In another survey of more than 150 software development organizations found that thirty eight percent of developers said their companies do not have an adequate software quality assurance programs and thirty-one percent said their companies had no quality assurance personnel at all.
With such an emphasis placed on quality being so critical to the success of the business, why is quality assurance not emphasized in an organization? In fact, the perception among most developers is that most senior managers are satisfied with the quality of software that their companies are producing. When is the last time you have heard from a developer than the quality of the application they work on is poor, that the code they developed has defects and other issues? Never – why would they admit that their code is not working and what they developed is of poor quality. The perception is ingrained that any negative reflection of the application quality reflects on their performance as a developer rather than a means to strengthen overall product quality. This inherently sets the course where development and quality assurance are on opposite sides of the fence. Finding and resolving defects are ok but question the quality of the underlying application code and up go the defenses. Take the performance testing of a web application, the development team will try and look for every hole in how the test was executed to invalidate the results.
There are ingrained biases surrounding quality assurance. This bias extends from developers through to senior management. Everyone thinks QA is easy, so less-skilled people are hired off the street (with no training) to fill QA positions at much lower salaries. Management can and has demoted underperforming developers into QA.

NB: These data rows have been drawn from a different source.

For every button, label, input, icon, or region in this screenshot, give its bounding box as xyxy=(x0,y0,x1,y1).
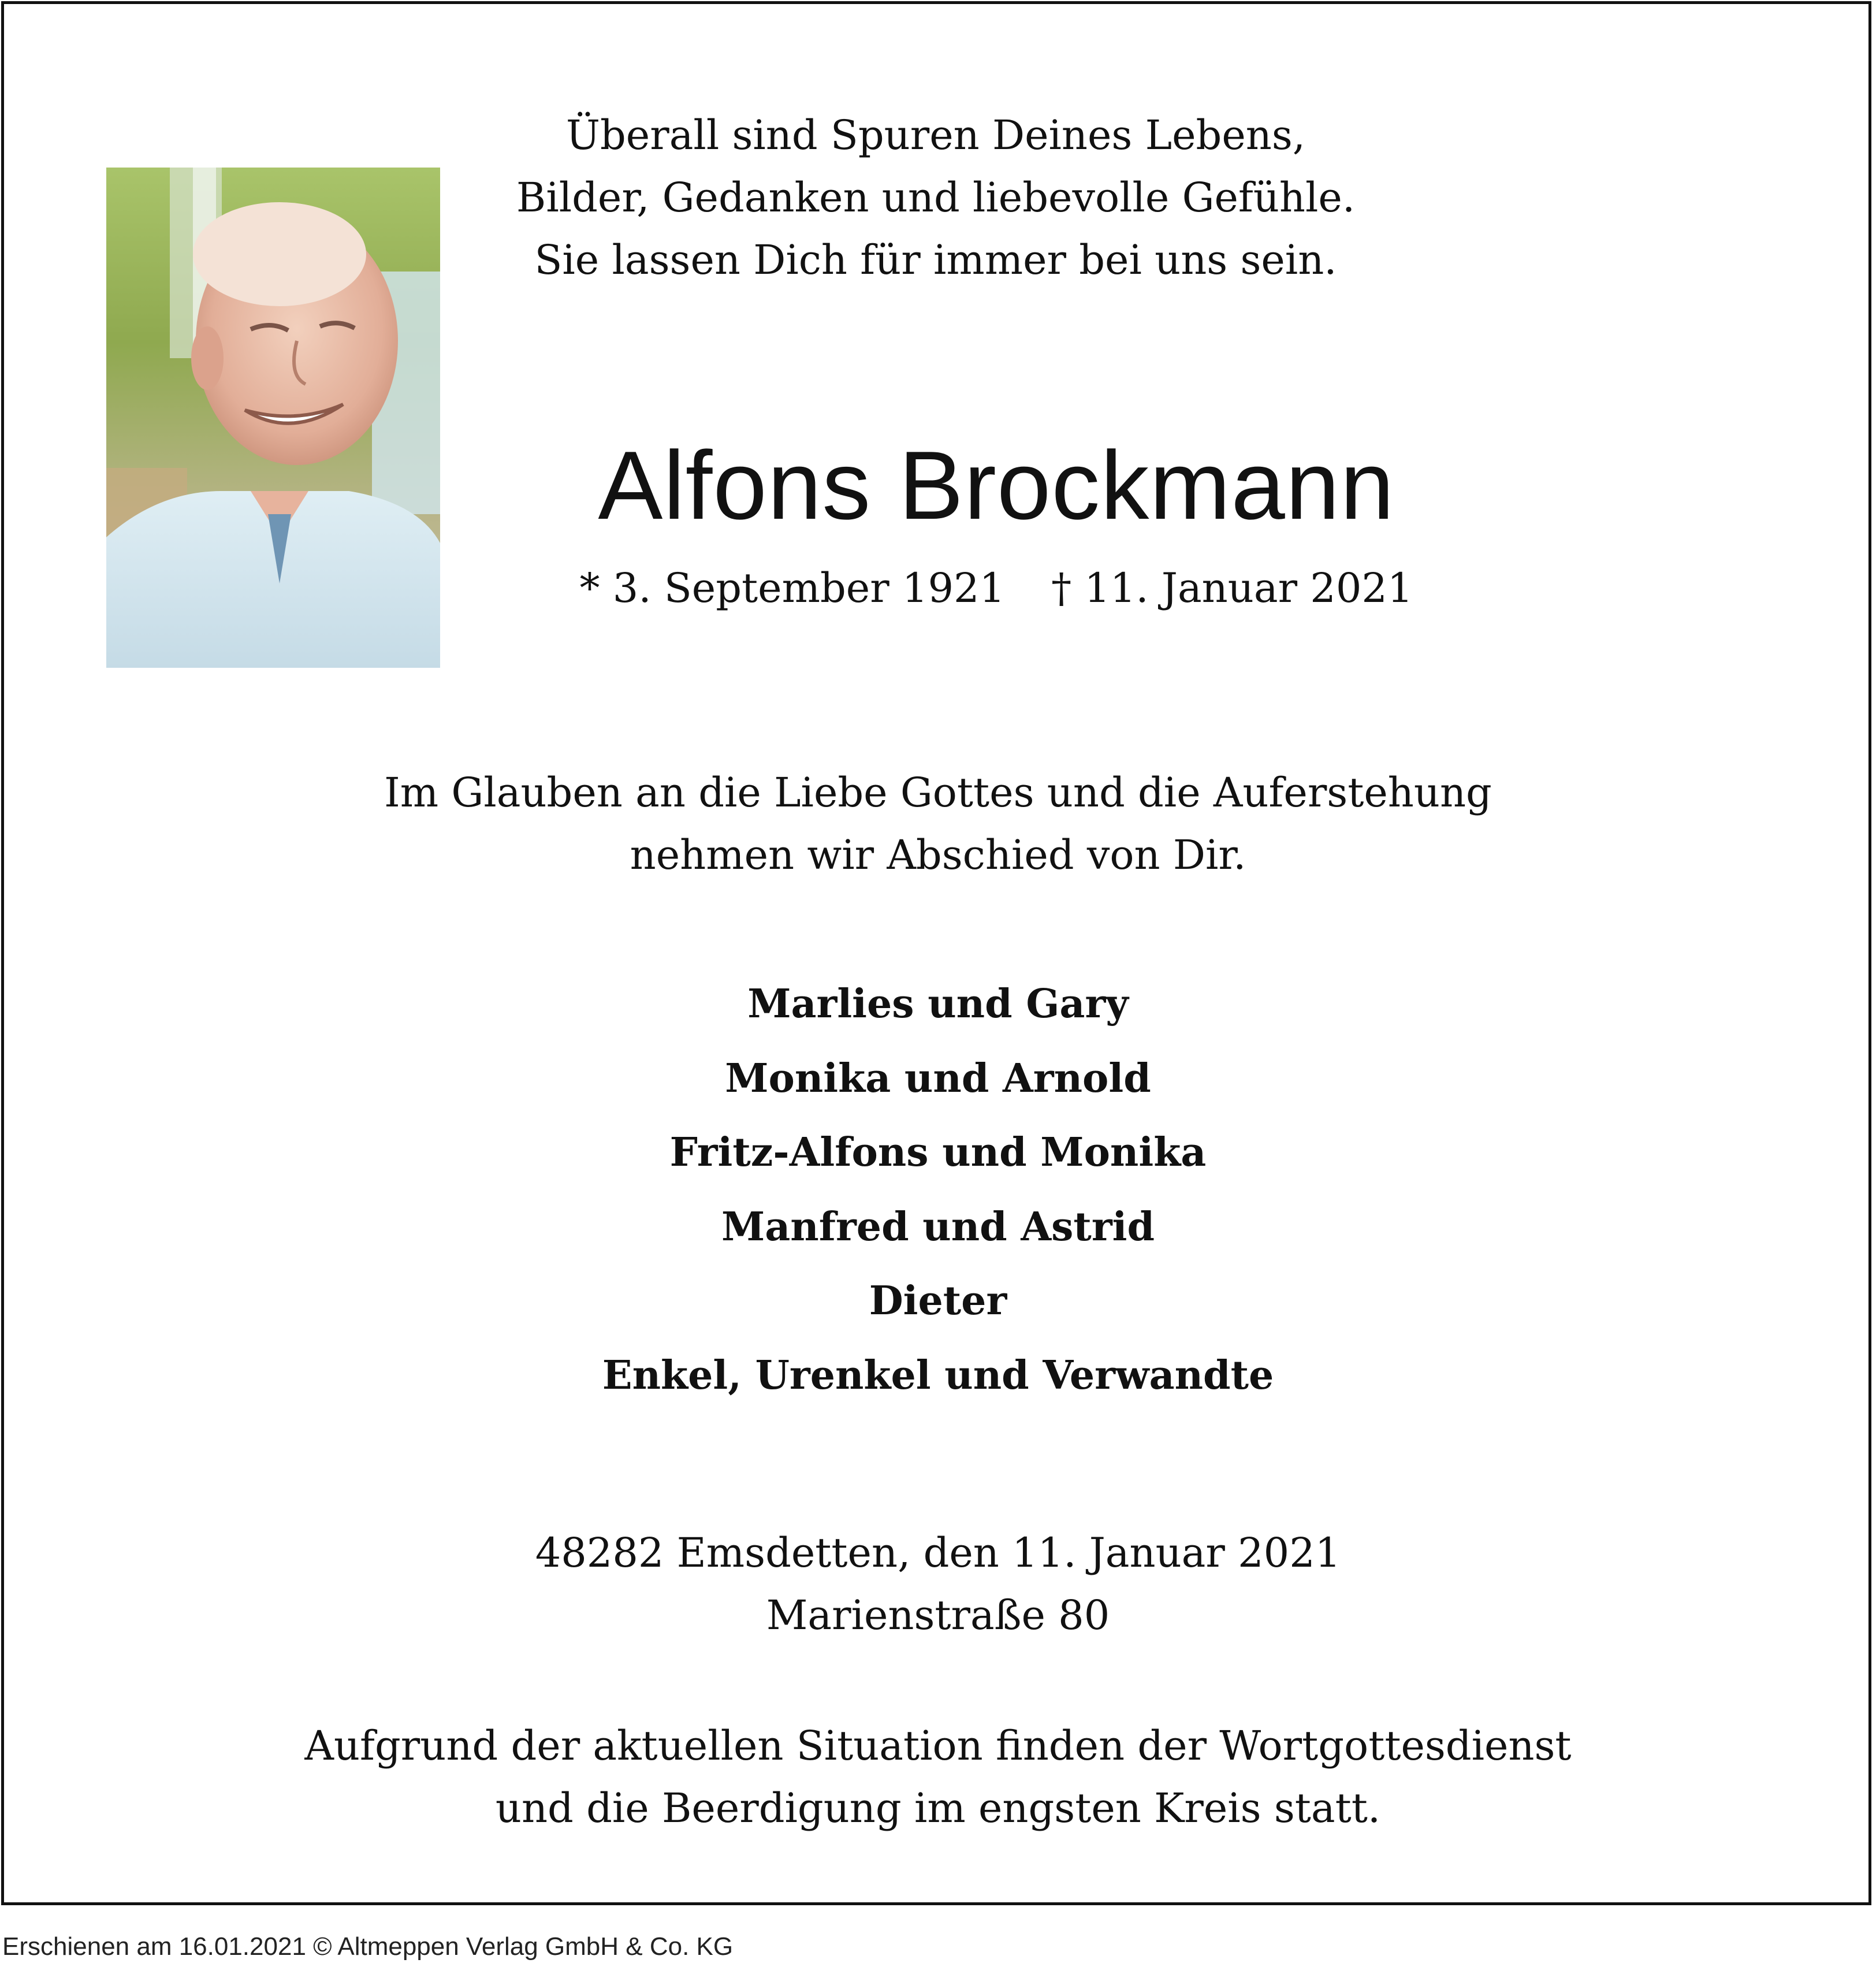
birth-date: * 3. September 1921 xyxy=(579,564,1006,612)
place-and-address xyxy=(0,1522,1876,1646)
verse-line: Überall sind Spuren Deines Lebens, xyxy=(566,111,1305,159)
verse-line: Sie lassen Dich für immer bei uns sein. xyxy=(534,236,1337,284)
death-date: † 11. Januar 2021 xyxy=(1051,564,1413,612)
notice-line: und die Beerdigung im engsten Kreis statt. xyxy=(495,1784,1381,1832)
verse-block xyxy=(474,104,1398,291)
funeral-notice xyxy=(0,1715,1876,1839)
mourners-list xyxy=(0,967,1876,1412)
life-dates xyxy=(474,559,1519,617)
deceased-name: Alfons Brockmann xyxy=(598,431,1395,540)
mourner-entry: Dieter xyxy=(869,1278,1007,1324)
portrait-image xyxy=(106,168,440,668)
mourner-entry: Fritz-Alfons und Monika xyxy=(669,1129,1207,1176)
mourner-entry: Marlies und Gary xyxy=(747,981,1129,1027)
faith-line: nehmen wir Abschied von Dir. xyxy=(630,831,1246,879)
mourner-entry: Enkel, Urenkel und Verwandte xyxy=(602,1352,1274,1399)
faith-line: Im Glauben an die Liebe Gottes und die Auferstehung xyxy=(384,769,1492,816)
place-date: 48282 Emsdetten, den 11. Januar 2021 xyxy=(535,1529,1341,1577)
faith-statement xyxy=(0,761,1876,886)
mourner-entry: Manfred und Astrid xyxy=(721,1203,1155,1250)
mourner-entry: Monika und Arnold xyxy=(725,1055,1151,1102)
street-address: Marienstraße 80 xyxy=(766,1592,1110,1639)
portrait-photo xyxy=(106,168,440,668)
publication-footer: Erschienen am 16.01.2021 © Altmeppen Verlag GmbH & Co. KG xyxy=(2,1932,734,1961)
verse-line: Bilder, Gedanken und liebevolle Gefühle. xyxy=(516,174,1356,221)
notice-line: Aufgrund der aktuellen Situation finden der Wortgottesdienst xyxy=(304,1722,1572,1769)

What is Software Quality Assurance?
All of the quality assurance books on the market today, focus on software quality assurance and provide similar definitions for it. D. Galin wrote software quality assurance is: “A systematic, planned set of actions necessary to provide adequate confidence that the software development process or the maintenance process of a software system product conforms to established functional technical requirements as well as with the managerial requirements of keeping the schedule and operating within the budgetary confines.” The definition seems to leave out critical parts. What about social engineering, user behavior, usability, client expectations and process improvement? As of now, the old definitions no longer exist; I’m throwing them out and writing one that makes sense. You cannot address software quality assurance without dealing with social engineering, human behavior and the processes that developed the software. I consider it to be a vital concept in quality assurance and I will go door to door if I have to, but I’m gonna convince you I’m right.